Une machine de guerre sémantique
La « civilisation judéo-chrétienne » est donc moins une description qu’un mot d’ordre. Elle désigne l’ennemi, tout en prétendant incarner l’universalité. Elle construit un nous fictif, contre un eux essentialisé. En ce sens, elle participe d’un dispositif biopolitique dans lequel la mémoire, l’histoire et la culture sont des armes. L’Occident, qui a longtemps persécuté les juifs, les réhabilite non pas par reconnaissance ou repentance sincère, mais pour réorganiser son propre récit de domination.
Dans cette logique, le judaïsme devient occidental à condition d’être désorienté, c’est-à-dire coupé de sa matrice géographique, culturelle et historique. Israël devient le laboratoire avancé de cette idéologie, non seulement sur le plan militaire, mais aussi dans le champ symbolique. Et l’Islam, de religion concurrente, devient menace existentielle, obstacle à la raison, repoussoir.
Vérité contre hégémonie
La pensée de Malek Bennabi nous invite à refuser les faux consensus, les récits imposés, les simplifications idéologiques. Elle nous force à voir comment l’Occident construit ses catégories, ses mythes et ses alliances, non à partir d’une vérité historique, mais selon les nécessités de son hégémonie. Déconstruire la notion de « civilisation judéo-chrétienne », c’est refuser cette falsification du passé et du présent. C’est restaurer une lecture critique des rapports entre civilisations. C’est, enfin, redonner à l’Islam — et plus largement au monde musulman — la place qui lui revient dans l’histoire de l’humanité.
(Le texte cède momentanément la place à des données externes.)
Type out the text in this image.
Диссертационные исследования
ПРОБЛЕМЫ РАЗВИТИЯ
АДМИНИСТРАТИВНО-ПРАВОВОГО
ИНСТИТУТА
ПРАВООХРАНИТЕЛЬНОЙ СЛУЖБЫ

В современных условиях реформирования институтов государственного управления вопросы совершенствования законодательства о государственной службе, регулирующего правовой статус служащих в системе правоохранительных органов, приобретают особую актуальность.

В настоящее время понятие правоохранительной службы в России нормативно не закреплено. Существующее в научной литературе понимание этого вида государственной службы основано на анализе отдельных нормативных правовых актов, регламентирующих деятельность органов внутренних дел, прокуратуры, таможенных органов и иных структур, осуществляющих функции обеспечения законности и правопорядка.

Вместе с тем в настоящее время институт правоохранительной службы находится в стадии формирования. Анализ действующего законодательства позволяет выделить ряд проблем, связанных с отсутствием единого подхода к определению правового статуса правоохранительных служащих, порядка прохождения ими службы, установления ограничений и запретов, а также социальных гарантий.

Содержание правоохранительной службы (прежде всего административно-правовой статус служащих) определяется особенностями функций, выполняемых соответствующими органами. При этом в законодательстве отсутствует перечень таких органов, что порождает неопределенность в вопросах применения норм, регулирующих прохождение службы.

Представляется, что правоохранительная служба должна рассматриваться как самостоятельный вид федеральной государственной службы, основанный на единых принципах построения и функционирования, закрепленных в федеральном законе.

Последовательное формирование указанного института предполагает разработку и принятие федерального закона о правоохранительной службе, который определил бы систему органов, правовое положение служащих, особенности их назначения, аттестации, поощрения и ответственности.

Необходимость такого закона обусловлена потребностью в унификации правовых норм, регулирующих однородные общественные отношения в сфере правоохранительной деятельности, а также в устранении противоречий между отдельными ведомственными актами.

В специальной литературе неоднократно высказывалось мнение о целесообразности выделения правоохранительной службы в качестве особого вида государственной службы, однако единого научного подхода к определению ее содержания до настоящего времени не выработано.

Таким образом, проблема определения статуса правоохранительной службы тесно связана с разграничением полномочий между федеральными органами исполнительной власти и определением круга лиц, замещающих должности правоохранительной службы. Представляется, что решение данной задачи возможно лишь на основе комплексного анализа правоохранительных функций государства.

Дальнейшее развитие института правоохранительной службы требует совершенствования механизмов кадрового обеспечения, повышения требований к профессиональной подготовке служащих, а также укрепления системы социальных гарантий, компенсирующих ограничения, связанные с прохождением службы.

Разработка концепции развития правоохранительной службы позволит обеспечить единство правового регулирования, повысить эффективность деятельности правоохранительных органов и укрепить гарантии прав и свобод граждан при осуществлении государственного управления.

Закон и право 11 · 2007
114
Mais il faut aller plus loin : c’est avec, et en se basant sur, cette imposture conceptuelle qu’est la prétendue civilisation judéo-chrétienne que l’Occident justifie aujourd’hui son soutien inconditionnel au massacre du peuple palestinien. Car cette expression n’est pas un simple mot : elle est une arme de guerre symbolique. En érigeant une fraternité artificielle entre judaïsme et christianisme, l’Occident construit une communauté morale imaginaire qui exclut l’Islam comme radicalement étranger, irrémédiablement hostile, foncièrement inférieur.
Dès lors, le sort des Palestiniens — peuple musulman, colonisé, déshumanisé — ne suscite ni compassion, ni solidarité. Il ne s’agit plus de défendre des droits, mais de protéger une « civilisation » contre une menace supposée. Le soutien à Israël devient ainsi un devoir civilisationnel, une fidélité à une mémoire réécrite, une croisade laïque où l’oubli des crimes passés sert à couvrir ceux du présent.
L’impunité dont jouit l’État d’Israël dans sa politique de destruction à Gaza, le silence complice des chancelleries occidentales, les rationalisations morales qui enveloppent l’horreur : tout cela s’inscrit dans ce cadre idéologique. C’est l’imposture de la civilisation judéo-chrétienne qui permet à l’Occident de regarder le peuple palestinien mourir sans trembler, sans honte, sans même douter.
Contre cette barbarie couverte d’un vernis humaniste, seule une pensée lucide, décoloniale et intransigeante peut encore dire le vrai. Bennabi nous y aide : en mettant à nu les fictions fondatrices de l’Occident moderne, il nous arme pour dénoncer les crimes qu’elles légitiment. Il nous apprend que les mots tuent, que les concepts colonisent, et que la vérité est, plus que jamais, une urgence politique.